Friday, Oct. 24, 2008 | A San Diego Police Department detective e-mailed three potential recruits this week and told them that, because of the city’s budget crisis, the department was putting all out-of-state hiring on hold.

“I have been instructed to cancel all Out of State (OOS) background processing until we receive official notification from the Command staff on possible budget reallocations. This will subsequently affect the number of Police Officer Recruit positions that our agency will submit for the next police academy,” wrote Detective Mary Alvarez Sandoval, who said in an interview she was told by a superior that the department had stopped interviewing out-of-state applicants.

But according to Executive Assistant Chief of Police David Ramirez, the e-mail, which he said was only sent to three people, was completely inaccurate. The mayor has asked the police department to come up with a proposal for cutting its budget, but nothing’s been finalized and, when it comes to hiring, it’s business at usual at the SDPD, he said.

“She did it on her own,” Ramirez said. “Nothing’s changed. We’re still hiring, we’re still processing both out-of-state and in-state applications.”

The police department has spent the last two years trying to stem what was, until fairly recently, a steady flow of police officers away from the SDPD to other local police departments and public safety agencies. The department’s also been on a year-long drive to recruit new officers from San Diego and around the country.

The department’s had a measure of success. It’s managed to fully stock police academies and two successive pay raises for city cops have helped to keep attrition numbers at the department low. But the city’s latest financial uppercut — the mayor announced a $43 million deficit for city finances last week — could pose a new challenge to staffing at the police department.

The department is currently budgeted for 2,127 employees. According to the Police Officers Association, the union that represents city police officers, there are currently 1,996 employees working for the department. But that number includes 282 people who are inactive employees because they are on administrative or military leave. That leaves 1,713 employees.

Like every other city department, the SDPD has been asked to find 10 percent of its budget that could be cut to help bring the city’s spending in line with its income. Mayoral spokesman Darren Pudgil said cutting the budgets of the police and fire-rescue departments are a last resort, but that the mayor still wants to see proposals from those two agencies.

Ramirez would not discuss details of the police department’s proposal for cutting its budget. The plan is only in its very early phases, and details of it will not be shared with the media until the Mayor’s Office has seen it, he said.

But, last year, 83 percent of the police department’s budget was spent on personnel expenses. A 10-percent cut, if implemented, would almost certainly impact the department’s staffing.

Pudgil acknowledged that budget cuts from public safety departments, though unlikely at the moment, might cut into the city’s drive to hire police officers.

“It’s too early to tell, but that’s something that would be considered,” he said.

Bill Nemec, president of the San Diego Police Officers’ Association, said any budget cuts at the police department would certainly affect spending on personnel. Such cuts would most likely be felt first in the department’s hiring efforts, Nemec said.

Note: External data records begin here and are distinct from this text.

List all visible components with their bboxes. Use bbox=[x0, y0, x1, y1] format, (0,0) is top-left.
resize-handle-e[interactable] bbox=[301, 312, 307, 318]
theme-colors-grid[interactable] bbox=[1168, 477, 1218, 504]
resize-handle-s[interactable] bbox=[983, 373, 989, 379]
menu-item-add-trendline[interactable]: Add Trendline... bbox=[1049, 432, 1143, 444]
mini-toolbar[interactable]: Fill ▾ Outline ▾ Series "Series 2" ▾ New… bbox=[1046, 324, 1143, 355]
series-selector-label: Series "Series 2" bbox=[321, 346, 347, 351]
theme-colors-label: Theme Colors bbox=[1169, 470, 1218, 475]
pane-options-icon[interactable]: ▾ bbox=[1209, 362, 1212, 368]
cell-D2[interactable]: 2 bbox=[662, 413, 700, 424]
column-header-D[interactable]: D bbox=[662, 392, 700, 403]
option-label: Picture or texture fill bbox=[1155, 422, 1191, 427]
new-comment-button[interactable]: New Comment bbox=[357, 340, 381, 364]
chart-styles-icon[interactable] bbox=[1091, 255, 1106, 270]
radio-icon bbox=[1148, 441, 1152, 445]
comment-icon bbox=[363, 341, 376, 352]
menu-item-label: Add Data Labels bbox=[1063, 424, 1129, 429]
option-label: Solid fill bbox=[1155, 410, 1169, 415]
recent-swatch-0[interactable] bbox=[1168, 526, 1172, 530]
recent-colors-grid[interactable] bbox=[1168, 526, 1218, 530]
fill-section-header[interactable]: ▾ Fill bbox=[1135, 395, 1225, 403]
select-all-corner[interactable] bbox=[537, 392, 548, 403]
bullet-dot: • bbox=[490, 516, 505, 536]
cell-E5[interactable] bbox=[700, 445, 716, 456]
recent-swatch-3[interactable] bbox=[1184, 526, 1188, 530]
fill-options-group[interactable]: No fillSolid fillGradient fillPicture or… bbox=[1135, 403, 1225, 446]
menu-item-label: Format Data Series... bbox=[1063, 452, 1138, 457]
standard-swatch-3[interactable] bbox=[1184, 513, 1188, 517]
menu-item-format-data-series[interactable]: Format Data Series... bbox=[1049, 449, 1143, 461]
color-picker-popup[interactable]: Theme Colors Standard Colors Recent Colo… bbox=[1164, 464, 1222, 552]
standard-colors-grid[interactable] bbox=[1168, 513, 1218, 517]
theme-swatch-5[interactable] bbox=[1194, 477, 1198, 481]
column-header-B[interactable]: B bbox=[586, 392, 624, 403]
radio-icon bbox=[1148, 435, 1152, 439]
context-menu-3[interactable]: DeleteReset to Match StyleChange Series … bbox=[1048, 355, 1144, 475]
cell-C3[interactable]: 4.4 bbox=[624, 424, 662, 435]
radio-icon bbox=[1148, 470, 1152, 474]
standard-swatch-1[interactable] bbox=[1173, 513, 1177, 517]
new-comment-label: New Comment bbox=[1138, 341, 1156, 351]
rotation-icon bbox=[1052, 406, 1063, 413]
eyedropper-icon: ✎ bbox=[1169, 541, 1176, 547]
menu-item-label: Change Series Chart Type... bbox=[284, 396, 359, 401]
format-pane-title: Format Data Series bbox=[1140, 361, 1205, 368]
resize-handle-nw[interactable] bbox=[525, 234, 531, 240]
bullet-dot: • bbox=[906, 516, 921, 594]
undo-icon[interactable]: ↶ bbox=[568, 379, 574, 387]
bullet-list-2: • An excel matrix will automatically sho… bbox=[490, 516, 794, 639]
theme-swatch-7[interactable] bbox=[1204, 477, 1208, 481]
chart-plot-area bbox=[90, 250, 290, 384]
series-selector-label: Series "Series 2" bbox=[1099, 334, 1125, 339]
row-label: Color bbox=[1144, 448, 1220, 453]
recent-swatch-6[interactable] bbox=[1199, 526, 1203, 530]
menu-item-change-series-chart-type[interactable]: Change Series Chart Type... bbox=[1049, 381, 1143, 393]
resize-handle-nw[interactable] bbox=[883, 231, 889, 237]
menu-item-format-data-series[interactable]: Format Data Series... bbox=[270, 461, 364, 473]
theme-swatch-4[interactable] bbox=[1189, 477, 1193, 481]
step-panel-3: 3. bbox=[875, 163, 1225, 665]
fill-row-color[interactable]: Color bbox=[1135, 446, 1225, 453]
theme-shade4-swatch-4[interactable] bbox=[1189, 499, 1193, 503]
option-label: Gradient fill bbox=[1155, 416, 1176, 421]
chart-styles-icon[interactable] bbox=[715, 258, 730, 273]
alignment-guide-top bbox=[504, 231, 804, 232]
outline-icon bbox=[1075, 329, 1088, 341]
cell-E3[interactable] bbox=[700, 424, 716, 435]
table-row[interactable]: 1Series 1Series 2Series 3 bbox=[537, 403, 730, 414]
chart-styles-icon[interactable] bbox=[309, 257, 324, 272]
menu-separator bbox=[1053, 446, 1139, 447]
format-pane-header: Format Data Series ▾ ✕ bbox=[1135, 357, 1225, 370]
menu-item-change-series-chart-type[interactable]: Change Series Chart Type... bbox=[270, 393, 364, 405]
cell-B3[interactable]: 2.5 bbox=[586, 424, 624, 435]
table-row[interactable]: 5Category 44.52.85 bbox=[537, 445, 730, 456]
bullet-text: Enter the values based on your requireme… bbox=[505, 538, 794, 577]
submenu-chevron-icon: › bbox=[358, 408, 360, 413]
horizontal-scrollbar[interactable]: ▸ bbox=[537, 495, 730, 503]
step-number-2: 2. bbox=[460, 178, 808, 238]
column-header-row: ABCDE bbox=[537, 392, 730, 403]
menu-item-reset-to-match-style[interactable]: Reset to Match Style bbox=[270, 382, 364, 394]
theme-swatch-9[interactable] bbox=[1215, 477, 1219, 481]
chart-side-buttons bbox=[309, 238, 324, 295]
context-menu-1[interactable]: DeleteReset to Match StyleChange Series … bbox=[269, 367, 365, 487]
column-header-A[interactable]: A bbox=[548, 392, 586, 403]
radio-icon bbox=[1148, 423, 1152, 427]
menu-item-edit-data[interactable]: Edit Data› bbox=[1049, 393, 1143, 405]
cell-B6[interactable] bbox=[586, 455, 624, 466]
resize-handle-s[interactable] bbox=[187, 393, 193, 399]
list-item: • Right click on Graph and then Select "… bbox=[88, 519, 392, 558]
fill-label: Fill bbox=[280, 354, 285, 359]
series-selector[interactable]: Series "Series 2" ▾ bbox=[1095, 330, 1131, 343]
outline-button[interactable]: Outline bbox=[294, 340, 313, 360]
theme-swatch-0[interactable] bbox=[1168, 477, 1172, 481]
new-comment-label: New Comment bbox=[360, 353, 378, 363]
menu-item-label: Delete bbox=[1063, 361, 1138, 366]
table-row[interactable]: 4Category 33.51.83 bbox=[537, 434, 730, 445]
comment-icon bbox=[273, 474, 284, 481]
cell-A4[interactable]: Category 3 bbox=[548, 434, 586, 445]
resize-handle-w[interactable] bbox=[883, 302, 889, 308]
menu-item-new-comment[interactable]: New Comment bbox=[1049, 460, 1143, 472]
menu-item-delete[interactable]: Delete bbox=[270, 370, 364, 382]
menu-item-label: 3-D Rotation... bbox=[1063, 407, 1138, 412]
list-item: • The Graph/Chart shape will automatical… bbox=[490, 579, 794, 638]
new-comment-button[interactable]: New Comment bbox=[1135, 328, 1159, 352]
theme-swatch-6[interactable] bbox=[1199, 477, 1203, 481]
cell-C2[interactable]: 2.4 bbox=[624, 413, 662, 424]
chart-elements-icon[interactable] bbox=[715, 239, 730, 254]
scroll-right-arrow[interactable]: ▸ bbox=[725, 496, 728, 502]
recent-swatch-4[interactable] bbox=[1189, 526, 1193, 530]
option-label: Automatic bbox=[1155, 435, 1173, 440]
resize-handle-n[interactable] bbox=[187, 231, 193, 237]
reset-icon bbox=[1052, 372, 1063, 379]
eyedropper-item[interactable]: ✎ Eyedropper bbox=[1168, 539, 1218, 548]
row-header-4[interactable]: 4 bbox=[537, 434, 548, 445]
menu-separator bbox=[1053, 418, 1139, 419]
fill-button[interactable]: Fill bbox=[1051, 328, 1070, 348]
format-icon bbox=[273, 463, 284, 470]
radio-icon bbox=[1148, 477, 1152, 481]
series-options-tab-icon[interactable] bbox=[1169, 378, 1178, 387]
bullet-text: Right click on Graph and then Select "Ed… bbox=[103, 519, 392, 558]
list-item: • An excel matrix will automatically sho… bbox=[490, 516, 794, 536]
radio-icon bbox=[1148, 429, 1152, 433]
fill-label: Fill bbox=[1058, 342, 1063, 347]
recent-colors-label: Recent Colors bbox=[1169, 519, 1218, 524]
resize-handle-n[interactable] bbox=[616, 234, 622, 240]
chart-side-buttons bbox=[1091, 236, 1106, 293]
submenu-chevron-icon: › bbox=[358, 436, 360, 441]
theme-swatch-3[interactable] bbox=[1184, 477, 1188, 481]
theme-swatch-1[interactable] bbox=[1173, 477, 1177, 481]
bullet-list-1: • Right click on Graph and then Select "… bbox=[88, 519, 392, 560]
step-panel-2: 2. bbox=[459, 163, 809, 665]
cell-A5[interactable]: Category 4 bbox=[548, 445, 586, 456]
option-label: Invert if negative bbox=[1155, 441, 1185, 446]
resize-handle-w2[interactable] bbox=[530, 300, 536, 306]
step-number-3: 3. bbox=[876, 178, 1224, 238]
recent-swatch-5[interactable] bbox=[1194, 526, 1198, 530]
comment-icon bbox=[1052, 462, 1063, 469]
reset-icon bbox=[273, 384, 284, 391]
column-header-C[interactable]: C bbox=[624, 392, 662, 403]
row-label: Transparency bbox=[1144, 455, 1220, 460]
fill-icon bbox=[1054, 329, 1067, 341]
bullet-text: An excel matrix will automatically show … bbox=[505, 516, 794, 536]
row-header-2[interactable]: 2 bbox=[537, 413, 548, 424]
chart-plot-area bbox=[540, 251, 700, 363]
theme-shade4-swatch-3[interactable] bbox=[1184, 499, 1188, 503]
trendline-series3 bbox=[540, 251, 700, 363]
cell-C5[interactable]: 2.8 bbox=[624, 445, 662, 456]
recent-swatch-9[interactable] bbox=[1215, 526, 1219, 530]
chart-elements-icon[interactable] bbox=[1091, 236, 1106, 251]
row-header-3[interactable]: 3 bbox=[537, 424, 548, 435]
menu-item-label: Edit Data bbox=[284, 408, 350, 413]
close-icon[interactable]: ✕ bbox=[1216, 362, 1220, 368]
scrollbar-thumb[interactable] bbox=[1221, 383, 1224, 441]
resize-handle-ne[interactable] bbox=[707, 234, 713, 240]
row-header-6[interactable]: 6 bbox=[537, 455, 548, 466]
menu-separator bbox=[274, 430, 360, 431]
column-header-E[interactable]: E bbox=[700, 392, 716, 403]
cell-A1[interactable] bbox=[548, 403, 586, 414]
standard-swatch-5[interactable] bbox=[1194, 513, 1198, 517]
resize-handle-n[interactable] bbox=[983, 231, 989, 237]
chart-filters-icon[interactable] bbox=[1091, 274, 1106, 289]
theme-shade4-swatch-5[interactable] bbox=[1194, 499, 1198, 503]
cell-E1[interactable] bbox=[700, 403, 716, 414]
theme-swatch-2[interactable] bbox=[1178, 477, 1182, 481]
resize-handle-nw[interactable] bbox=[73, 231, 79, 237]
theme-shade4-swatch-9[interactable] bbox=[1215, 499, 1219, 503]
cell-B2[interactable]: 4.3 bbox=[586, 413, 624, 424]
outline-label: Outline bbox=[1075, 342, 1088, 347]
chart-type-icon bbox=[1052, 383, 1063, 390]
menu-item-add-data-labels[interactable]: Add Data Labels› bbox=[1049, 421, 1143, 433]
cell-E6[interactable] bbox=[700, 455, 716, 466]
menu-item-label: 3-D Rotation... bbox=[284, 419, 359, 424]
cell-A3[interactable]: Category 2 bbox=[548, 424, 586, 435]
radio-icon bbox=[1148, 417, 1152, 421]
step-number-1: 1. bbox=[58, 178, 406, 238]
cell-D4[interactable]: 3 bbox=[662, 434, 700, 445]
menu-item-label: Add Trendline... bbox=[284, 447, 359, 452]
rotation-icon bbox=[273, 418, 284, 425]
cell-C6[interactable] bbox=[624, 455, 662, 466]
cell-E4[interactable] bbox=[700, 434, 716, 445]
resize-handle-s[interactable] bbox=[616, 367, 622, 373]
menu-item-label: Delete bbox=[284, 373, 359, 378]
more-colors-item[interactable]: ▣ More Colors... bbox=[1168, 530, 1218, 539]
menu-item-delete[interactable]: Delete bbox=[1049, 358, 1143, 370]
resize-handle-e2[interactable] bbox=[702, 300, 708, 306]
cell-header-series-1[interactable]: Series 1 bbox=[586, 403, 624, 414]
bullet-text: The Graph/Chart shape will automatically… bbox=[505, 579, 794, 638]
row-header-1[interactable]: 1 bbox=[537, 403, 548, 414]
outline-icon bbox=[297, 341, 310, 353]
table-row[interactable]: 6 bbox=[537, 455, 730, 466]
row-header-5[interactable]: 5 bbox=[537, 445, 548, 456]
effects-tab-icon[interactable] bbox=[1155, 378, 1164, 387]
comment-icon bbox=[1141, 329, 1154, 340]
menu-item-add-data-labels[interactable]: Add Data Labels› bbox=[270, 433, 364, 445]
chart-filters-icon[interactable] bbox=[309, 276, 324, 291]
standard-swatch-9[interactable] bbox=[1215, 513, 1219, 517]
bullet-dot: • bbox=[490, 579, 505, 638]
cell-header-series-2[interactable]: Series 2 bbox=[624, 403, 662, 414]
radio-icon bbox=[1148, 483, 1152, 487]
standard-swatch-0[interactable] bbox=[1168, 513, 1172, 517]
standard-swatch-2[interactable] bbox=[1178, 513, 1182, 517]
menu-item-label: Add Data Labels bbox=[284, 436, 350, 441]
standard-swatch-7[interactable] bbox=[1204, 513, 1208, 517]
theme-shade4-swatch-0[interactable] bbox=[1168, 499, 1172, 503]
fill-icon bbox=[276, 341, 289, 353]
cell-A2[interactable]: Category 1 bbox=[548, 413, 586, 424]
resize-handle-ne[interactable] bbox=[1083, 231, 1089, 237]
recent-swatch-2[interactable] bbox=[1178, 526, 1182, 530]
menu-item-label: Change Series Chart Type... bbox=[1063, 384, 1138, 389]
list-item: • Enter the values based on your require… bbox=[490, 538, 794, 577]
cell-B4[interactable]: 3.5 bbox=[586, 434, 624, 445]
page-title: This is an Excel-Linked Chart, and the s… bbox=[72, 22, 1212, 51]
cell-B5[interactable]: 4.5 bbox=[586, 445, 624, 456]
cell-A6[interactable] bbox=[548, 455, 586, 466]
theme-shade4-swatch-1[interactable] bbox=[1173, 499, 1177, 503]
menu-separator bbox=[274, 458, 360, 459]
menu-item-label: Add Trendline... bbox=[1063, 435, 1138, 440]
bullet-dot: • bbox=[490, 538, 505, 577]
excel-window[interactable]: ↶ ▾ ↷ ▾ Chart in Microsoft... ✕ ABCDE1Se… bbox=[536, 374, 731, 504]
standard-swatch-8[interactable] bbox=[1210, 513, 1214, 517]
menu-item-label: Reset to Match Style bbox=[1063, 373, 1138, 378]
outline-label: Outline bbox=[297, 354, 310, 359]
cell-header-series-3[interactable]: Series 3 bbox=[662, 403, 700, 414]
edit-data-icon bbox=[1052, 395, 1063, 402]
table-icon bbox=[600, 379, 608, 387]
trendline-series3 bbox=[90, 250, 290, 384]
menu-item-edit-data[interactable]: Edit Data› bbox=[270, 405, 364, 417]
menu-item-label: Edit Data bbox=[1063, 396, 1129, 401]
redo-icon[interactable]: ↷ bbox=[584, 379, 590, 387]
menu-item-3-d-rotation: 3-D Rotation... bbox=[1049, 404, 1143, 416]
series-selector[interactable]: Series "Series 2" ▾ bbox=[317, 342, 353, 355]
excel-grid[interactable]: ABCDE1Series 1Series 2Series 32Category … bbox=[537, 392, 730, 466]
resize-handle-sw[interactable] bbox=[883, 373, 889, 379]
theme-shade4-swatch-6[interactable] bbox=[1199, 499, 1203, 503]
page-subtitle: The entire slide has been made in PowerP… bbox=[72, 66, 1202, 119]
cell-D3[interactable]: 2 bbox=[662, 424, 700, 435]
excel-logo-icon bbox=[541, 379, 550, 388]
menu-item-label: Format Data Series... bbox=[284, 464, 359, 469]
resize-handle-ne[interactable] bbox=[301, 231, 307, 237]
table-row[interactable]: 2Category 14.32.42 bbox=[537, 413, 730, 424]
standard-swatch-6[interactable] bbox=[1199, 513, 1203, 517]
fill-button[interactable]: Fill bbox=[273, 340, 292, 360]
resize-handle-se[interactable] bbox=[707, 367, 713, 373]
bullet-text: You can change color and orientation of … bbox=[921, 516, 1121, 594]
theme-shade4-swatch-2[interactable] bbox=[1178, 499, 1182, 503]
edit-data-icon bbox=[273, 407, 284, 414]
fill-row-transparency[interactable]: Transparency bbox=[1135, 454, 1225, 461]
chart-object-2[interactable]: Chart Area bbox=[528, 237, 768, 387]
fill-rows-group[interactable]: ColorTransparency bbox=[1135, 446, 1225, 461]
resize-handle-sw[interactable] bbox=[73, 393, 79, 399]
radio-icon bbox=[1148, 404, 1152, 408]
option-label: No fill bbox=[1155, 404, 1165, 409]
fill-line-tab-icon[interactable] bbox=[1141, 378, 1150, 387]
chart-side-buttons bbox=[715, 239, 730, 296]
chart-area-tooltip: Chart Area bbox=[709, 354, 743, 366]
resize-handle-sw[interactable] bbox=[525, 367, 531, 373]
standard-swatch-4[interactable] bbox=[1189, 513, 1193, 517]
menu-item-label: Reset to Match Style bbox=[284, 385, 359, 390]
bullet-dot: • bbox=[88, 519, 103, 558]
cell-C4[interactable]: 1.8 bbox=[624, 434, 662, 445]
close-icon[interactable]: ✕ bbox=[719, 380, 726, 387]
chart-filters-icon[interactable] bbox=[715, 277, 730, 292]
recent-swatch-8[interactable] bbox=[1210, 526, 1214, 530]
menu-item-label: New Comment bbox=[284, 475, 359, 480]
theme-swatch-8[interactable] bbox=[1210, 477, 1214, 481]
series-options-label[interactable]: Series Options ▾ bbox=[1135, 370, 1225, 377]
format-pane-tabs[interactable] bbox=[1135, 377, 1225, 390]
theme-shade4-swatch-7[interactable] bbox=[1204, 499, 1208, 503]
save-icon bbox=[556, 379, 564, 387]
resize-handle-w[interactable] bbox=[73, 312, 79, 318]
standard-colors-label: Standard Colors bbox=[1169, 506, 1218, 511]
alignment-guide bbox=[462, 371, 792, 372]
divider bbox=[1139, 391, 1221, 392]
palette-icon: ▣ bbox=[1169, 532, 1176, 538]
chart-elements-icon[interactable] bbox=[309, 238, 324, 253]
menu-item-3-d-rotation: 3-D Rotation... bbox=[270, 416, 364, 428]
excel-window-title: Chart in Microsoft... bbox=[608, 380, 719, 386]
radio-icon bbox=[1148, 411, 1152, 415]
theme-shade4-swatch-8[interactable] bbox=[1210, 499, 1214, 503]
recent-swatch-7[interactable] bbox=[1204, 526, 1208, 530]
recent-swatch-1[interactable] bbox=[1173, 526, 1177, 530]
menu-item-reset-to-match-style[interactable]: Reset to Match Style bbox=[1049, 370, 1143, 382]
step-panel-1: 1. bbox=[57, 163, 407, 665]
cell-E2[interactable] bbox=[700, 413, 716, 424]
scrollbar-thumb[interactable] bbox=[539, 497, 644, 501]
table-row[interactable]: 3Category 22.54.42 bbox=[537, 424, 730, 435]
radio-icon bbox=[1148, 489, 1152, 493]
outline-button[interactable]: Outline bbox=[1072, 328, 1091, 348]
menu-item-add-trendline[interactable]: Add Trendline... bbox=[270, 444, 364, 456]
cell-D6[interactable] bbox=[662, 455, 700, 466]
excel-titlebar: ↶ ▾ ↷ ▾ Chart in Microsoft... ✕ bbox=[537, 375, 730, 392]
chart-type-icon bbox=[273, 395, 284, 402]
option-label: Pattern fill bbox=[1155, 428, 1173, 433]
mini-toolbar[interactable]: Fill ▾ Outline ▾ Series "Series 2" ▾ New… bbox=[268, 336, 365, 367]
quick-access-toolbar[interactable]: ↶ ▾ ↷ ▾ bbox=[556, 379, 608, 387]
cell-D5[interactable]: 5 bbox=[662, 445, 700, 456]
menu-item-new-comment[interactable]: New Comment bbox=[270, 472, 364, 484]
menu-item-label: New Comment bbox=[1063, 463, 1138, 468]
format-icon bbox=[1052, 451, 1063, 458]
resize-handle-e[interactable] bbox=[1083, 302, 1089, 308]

Nemec said he’s troubled by the specter of budget cuts. He said the department has only just started to pull itself back into shape after years of hemorrhaging police officers to other local departments, and that recruitment has been looking up for months.

But Nemec also pointed out that the worsening local economy could have the ironic effect of keeping police officers in San Diego, because officers are less likely to take a chance on new departments if they have a guaranteed job in San Diego.

And Nemec said the union will nevertheless ask the city for a pay raise for police officers next year.

“There’s been a repeated call from City Hall to explore new revenue sources, but I haven’t seen that. Until I do, I think it’s more than fair for us to go in there and say ‘yes, police officers deserve a raise,’ ” he said.

The police department isn’t the only city public safety agency that could see recruitment stifled by the budget cuts. Frank DeClercq, president of Local 145, the union that represents city firefighters, said he was told that, among other proposals, the fire department will be proposing suspending its academy for new recruits until the beginning of the new fiscal year in July.

Fire Department Spokesman Maurice Luque said he couldn’t comment about any possible budget cuts at the department. The department currently has an academy scheduled for April 2009, Luque said.

Ramirez said the applicants to the police department who were emailed this week will be contacted and told that their applications will be processed as normal. He said some out-of-state applicants may have their interviews rescheduled because the lieutenant who interviews new recruits is on vacation, but that all pending applications will be processed

He said the mix-up was unfortunate and that even if the department is forced to cut recruitment, it won’t just focus on out-of-state recruits.

“We don’t discriminate against people because they’re from out of state,” he said. “We want to hire the best recruits, no matter where they came from.”